Лошади моего сердца. Из воспоминаний коннозаводчика - Яков Бутович
Шрифт:
Интервал:
Закладка:
На первом же собрании почетным председателем Союза был избран великий князь Петр Николаевич, а Дмитрий Константинович и Николай Николаевич – почетными членами. Великие князья охотно приняли избрание и оказывали нам поддержку официально, вплоть до давления на государя императора. Председателем Союза мы избрали почтенного Н. И. Родзевича, виднейшего коннозаводчика, рязанского городского голову, превосходного оратора.[60] Горячо встретили Союз коннозаводчики-орловцы, а метизаторы и враждебное нам Главное управление коннозаводства в значительной степени смягчили тон, вынужденные считаться с новой силой. Союзу суждено было сыграть совершенно исключительную роль в деле спасения орловской породы.

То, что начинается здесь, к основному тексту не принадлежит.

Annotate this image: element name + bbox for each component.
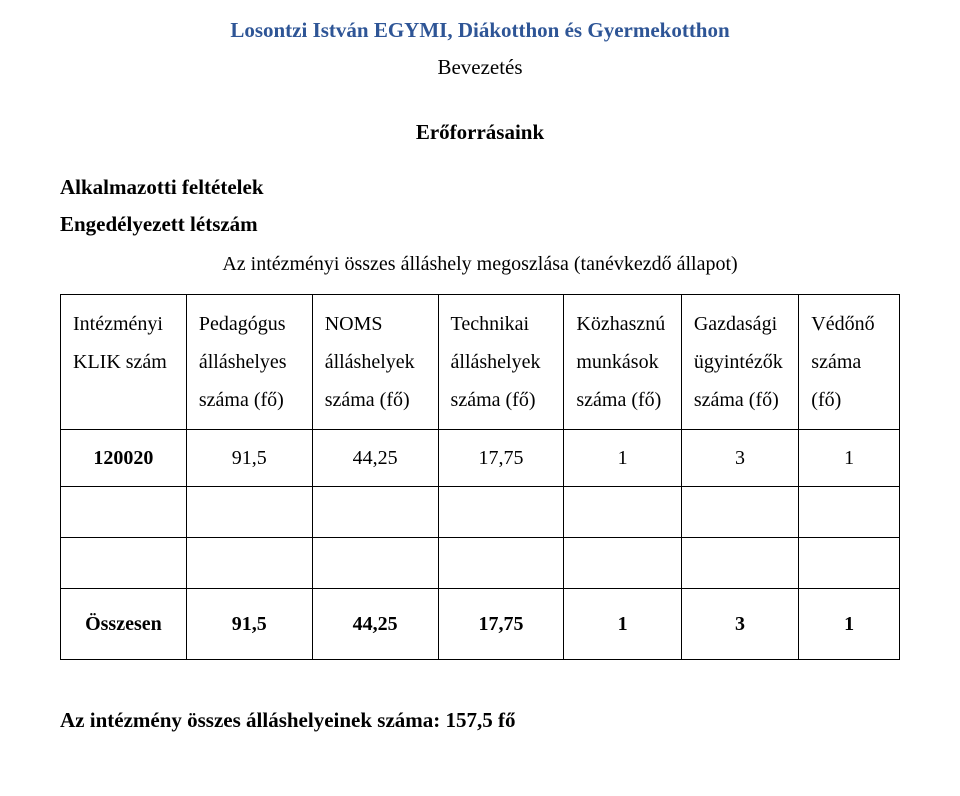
column-header-line: Közhasznú [576, 305, 668, 343]
table-header-row: IntézményiKLIK számPedagógusálláshelyess… [61, 295, 900, 430]
column-header-line: száma (fő) [811, 343, 887, 419]
table-empty-cell [564, 487, 681, 538]
column-header: IntézményiKLIK szám [61, 295, 187, 430]
table-cell: 1 [799, 430, 900, 487]
column-header-line: álláshelyes [199, 343, 300, 381]
subheading-employment: Alkalmazotti feltételek [60, 175, 900, 200]
table-footer-cell: 44,25 [312, 589, 438, 660]
positions-table: IntézményiKLIK számPedagógusálláshelyess… [60, 294, 900, 660]
table-empty-row [61, 538, 900, 589]
table-cell: 3 [681, 430, 798, 487]
table-footer-cell: 91,5 [186, 589, 312, 660]
column-header-line: Gazdasági [694, 305, 786, 343]
table-caption: Az intézményi összes álláshely megoszlás… [60, 253, 900, 276]
table-empty-cell [681, 487, 798, 538]
table-cell: 1 [564, 430, 681, 487]
table-footer-cell: 1 [799, 589, 900, 660]
table-footer-cell: 3 [681, 589, 798, 660]
table-empty-cell [681, 538, 798, 589]
column-header: Védőnőszáma (fő) [799, 295, 900, 430]
column-header: Pedagógusálláshelyesszáma (fő) [186, 295, 312, 430]
document-subtitle: Bevezetés [60, 55, 900, 80]
column-header: NOMSálláshelyekszáma (fő) [312, 295, 438, 430]
column-header: Gazdaságiügyintézőkszáma (fő) [681, 295, 798, 430]
column-header-line: Védőnő [811, 305, 887, 343]
column-header-line: száma (fő) [199, 381, 300, 419]
column-header-line: munkások [576, 343, 668, 381]
table-empty-cell [438, 487, 564, 538]
section-title: Erőforrásaink [60, 120, 900, 145]
column-header-line: száma (fő) [576, 381, 668, 419]
table-body: 12002091,544,2517,75131 [61, 430, 900, 589]
column-header-line: Intézményi [73, 305, 174, 343]
table-empty-cell [312, 538, 438, 589]
table-row: 12002091,544,2517,75131 [61, 430, 900, 487]
table-empty-cell [61, 487, 187, 538]
table-empty-cell [186, 538, 312, 589]
table-empty-row [61, 487, 900, 538]
table-empty-cell [61, 538, 187, 589]
column-header-line: száma (fő) [451, 381, 552, 419]
subheading-authorized: Engedélyezett létszám [60, 212, 900, 237]
column-header-line: Pedagógus [199, 305, 300, 343]
table-empty-cell [186, 487, 312, 538]
table-cell: 91,5 [186, 430, 312, 487]
table-empty-cell [799, 538, 900, 589]
table-empty-cell [564, 538, 681, 589]
column-header-line: KLIK szám [73, 343, 174, 381]
table-footer-cell: 1 [564, 589, 681, 660]
column-header: Közhasznúmunkásokszáma (fő) [564, 295, 681, 430]
table-footer: Összesen91,544,2517,75131 [61, 589, 900, 660]
column-header-line: Technikai [451, 305, 552, 343]
column-header-line: álláshelyek [325, 343, 426, 381]
table-footer-row: Összesen91,544,2517,75131 [61, 589, 900, 660]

В «мирное» время Союз дремал, ничего не делал и лениво собирался раза два в год, но, когда метизаторы подымались и под талантливым водительством хитрого Шубинского, опираясь то на всесильного Столыпина, то на Государственную Думу, то на Государственное коннозаводство, открывали против нас поход, Союз немедленно приходил в движение, собирался, печатал статьи и воззвания, посылал петиции и депутации, шумел, взывал ко двору, земским и дворянским собраниям – и так трижды побеждал!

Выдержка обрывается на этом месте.